Les grandes corrélations, qui forment le nœud de la doctrine, apparaissent ; il n’y a plus de contradiction entre liberté et nécessité, entre idéalisme et réalisme. Pour cette dernière opposition, il suffit, pour n’être plus arrêté par elle, de remarquer que tout l’esprit est en acte dans l’application de la pensée à un objet. C’est pourquoi Descartes ose dire, en contradiction directe avec la manière dont la philosophie couramment enseignée définit la déduction, que « c’est le propre de notre esprit, de former les propositions générales de la connaissance des particulières ». (Réponses aux Secondes Objections, IX, p. 111).
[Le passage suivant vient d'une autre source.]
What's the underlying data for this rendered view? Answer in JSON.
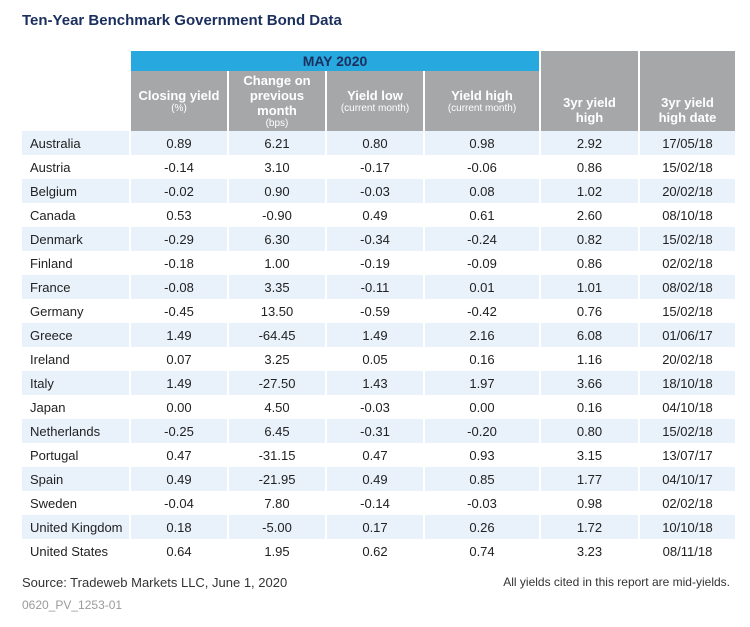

Aussi se contente-t-il, dans les Regulae, pour expliquer les quatre opérations arithmétiques, de ces preuves intuitives que Poincaré a cru devoir remplacer par des raisonnements analytiques. C’est par cette vue concernant l’esprit que les idées claires et distinctes apparaissent comme infaillibles, et la science comme uniformément simple, claire et facile, si loin qu’elle s’étende. Car elle ne fait que créer des séries où chaque idée soit aussi facile à saisir d’après la précédente que la première par elle-même ; autrement dit il n’y a pas d’autre ordre que celui qui règle la suite des nombres, et fait qu’on pense mille aussi facilement que deux.

Enfin l’on comprend que, conformément à cette même vue, lorsque l’esprit s’applique au monde, il prenne pour intermédiaires des figures géométriques et des signes algébriques, ou bien des sensations, c’est toujours le même esprit, le même monde, la même connaissance ; et c’est ce que Descartes, en tous ses écrits, fait assez clairement entendre.

Ce n’est pas que les idées formées au cours de cette hasardeuse reconstruction puissent prétendre à être les idées mêmes de Descartes, ou même à leur ressembler. Il suffit qu’une telle ébauche non pas même commente, mais permette seulement d’aborder à nouveau et plus fructueusement les textes mêmes. Aussi ne peut-on mieux la conclure qu’en invoquant, comme Descartes pour justifier sa Dioptrique, l’exemple des astronomes « qui, bien que leurs suppositions soient presque toutes fausses et incertaines, toutefois… ne laissent pas d’en tirer plusieurs connaissances très vraies et très assurées ».